Days On. Confused?

Have you noticed an all-too-familiar property popping up on the real estate websites as a “New Listing”? Sometimes the main photo has been switched, so you’re curious if this is truly the same old, tired house, or maybe something fresh on the market. It says 1 day on the market. Hmmm, you think, let’s call our realtor and book a viewing.

Disappointment soon sets in when you scroll through the photos. It is the same old doghouse.

You may ask yourself – and quite rightly – why do they do this? The facile strategy on the part of the seller and seller’s agent is to try to fool the market by changing the days on the market statistic that is prominently featured on most of the real estate online portals. Confused perhaps, but it’s not the buyers who are fooled by the ploy.

A further elaboration of this marketing wizardry is to re-list as “new to market” every time there is a price reduction. Rubbish.

Getting to the truth

On many of the real estate websites – Zillow, for instance – the consumer can scroll down through the promotional blurb to the section titled Price and Tax History, and it will give you the real history of the listing. If you can’t find that then ask your agent to send you the property archive.

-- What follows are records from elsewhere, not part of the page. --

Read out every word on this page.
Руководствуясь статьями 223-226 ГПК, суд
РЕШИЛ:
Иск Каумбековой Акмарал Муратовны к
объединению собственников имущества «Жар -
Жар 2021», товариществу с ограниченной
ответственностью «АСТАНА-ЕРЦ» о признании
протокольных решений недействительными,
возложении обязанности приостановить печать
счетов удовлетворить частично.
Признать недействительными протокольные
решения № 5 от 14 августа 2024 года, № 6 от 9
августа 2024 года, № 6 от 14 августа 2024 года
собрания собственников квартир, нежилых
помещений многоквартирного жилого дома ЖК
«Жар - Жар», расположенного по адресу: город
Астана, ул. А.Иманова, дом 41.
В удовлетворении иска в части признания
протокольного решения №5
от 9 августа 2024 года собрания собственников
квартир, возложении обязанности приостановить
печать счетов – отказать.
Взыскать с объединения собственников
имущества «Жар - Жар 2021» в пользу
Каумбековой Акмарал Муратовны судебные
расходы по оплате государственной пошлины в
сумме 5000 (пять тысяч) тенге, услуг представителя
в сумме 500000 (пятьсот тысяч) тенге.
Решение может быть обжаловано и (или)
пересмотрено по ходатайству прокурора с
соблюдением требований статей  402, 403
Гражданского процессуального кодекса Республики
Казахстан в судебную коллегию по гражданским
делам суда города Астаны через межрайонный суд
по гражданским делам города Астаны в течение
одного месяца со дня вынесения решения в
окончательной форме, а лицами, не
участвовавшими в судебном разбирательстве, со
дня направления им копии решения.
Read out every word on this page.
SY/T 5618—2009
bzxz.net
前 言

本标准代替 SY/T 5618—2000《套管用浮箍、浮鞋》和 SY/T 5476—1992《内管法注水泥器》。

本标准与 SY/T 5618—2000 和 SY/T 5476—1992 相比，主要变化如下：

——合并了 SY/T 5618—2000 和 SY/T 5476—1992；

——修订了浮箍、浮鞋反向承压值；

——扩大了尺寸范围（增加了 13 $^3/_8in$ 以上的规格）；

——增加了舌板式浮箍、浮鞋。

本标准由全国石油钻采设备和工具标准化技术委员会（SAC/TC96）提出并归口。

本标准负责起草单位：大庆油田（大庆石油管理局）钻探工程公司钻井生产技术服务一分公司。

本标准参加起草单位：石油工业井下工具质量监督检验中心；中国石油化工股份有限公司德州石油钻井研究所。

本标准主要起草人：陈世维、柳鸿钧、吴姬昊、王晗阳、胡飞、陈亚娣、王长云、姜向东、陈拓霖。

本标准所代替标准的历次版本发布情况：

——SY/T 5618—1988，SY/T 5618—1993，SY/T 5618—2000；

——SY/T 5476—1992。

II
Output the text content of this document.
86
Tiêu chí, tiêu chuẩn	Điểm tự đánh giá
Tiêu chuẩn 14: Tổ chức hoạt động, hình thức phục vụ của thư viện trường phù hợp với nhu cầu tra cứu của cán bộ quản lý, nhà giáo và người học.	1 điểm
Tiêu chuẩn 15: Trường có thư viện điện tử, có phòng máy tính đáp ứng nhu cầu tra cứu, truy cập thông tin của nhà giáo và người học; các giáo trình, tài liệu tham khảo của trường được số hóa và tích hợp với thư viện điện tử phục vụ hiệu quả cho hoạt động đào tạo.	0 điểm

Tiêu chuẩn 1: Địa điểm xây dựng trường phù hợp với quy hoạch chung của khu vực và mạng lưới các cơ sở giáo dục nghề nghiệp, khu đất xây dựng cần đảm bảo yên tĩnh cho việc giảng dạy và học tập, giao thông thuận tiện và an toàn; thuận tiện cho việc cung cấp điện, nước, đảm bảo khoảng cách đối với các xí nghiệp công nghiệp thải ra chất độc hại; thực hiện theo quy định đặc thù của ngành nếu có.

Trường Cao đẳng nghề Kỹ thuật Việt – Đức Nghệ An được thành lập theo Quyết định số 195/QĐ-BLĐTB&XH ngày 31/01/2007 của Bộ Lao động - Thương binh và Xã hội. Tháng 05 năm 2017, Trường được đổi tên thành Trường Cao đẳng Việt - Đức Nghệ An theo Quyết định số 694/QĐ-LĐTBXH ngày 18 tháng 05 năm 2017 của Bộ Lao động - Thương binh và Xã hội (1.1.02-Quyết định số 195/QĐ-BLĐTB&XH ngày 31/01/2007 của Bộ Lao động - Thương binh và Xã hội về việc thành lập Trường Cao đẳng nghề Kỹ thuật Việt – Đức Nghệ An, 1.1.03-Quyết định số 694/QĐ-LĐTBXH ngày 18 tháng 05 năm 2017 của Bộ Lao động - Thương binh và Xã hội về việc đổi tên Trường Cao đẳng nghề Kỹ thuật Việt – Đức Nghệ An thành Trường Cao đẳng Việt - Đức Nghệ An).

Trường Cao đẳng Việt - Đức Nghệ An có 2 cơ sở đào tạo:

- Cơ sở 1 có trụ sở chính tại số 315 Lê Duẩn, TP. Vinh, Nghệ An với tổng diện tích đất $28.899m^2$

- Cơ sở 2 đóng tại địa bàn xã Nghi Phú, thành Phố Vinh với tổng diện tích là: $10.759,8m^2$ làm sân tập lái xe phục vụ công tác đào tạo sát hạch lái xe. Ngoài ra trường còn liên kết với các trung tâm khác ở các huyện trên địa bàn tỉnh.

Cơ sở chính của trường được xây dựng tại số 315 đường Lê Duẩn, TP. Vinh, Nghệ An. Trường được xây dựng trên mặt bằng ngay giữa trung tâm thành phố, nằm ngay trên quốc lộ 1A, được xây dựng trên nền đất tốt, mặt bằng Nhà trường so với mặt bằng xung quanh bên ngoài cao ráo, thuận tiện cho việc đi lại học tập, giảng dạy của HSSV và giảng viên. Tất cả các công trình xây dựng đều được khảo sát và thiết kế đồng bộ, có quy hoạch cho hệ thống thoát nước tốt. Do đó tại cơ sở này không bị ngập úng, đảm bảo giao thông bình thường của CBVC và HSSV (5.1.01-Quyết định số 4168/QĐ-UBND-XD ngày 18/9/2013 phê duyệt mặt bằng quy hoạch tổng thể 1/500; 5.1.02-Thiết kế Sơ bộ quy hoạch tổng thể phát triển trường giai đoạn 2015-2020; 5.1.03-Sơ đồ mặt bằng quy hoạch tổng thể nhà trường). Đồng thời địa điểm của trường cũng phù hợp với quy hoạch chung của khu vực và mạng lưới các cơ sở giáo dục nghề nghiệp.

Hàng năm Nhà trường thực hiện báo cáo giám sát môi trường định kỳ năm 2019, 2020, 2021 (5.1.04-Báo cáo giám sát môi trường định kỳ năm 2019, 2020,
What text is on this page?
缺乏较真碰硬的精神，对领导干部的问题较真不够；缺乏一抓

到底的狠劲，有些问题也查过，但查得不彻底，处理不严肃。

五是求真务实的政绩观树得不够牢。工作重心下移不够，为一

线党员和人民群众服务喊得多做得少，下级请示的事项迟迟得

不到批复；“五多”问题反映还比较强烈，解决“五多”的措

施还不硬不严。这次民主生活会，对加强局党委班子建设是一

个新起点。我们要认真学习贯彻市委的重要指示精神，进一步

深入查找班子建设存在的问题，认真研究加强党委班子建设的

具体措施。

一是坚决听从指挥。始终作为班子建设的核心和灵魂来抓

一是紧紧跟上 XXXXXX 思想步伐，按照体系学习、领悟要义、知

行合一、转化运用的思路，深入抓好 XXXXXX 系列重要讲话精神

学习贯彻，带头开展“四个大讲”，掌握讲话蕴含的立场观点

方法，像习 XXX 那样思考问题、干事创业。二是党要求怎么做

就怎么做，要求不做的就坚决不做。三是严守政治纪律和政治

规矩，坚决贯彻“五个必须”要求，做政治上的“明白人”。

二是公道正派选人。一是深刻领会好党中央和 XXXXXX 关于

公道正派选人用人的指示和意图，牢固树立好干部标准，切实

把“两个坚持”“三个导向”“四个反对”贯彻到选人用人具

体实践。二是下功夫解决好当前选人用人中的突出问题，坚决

So, while we can see that some market participants consider Days on the Market (DOM) as a tool for duping buyers, there is in fact a serious purpose for this statistic. Buyers and their agents (and, for that matter, other sellers in the same market) want to know how long a house has been for sale. It’s an important piece of information. To be fair, it is understandable that the seller of a particular property may feel vulnerable and even become defensive as the DOMs inexorably mount.

But, in fact, the vulnerability and the defensiveness are misguided.

Behind the veil

The number of days on the market by itself in fact tells us very little other than how long since the property was launched on MLS (assuming that nobody has been trying to goose the system). What one really wants to know is how long has a property been on the market since something of significance happened to the listing.

The three major milestones for a house that is on the market are: (1) launch day on MLS; (2) if and when it went into contract and then fell out; and (3) most critically, when it had its last price adjustment.

Therefore, one of the crucial statistics we track (and there doesn’t seem to be anyone else doing so since we last checked) is DOMSLPC. Days on the Market Since Last Price Change is quite a mouthful, but also a discerning way to gauge the pace of the market.

In effect we are measuring how many days after a property came on the market – or came back on the market or adjusted its price – did it go into contract. We amalgamate the numbers into an average to take the pulse of the market.

How it helps sellers

And while we measure it for the breadth of the River Oaks market, we also slice the market into significant price ranges. When we are reporting to clients who are sellers, we may further slice the market into a very specific range that relates directly to the property we are selling. In any one 12-month period the numbers can vary enormously.

For example, in the River Oaks market priced higher than $4 million the range has recently been from more than 160 days to as few as six days (the latter being in the second quarter of 2023).

The range of DOMSLPC tends to be tighter as the price point declines. But, fascinatingly, in moments of economic uncertainty, the middle price range, $2 to $4 million, shows the biggest climb in DOMSLPC. Why? Because it’s buyers and sellers in that price range who work for a living – often both partners work – and who worry the most about financial prospects of the economy. And who, we should add, have the wherewithal to choose their next steps in residential real estate.

So, if Days on the Market Since Last Price Change for your price range in River Oaks is, say, 24 days, and 30 days have passed since you launched on MLS, it is a clear indication that you are priced out of the market and that it’s time to adjust your price.

And, while there are always some exceptions and outliers (far fewer than one would imagine), even in a relatively thin market with limited inventory, the numbers don’t lie.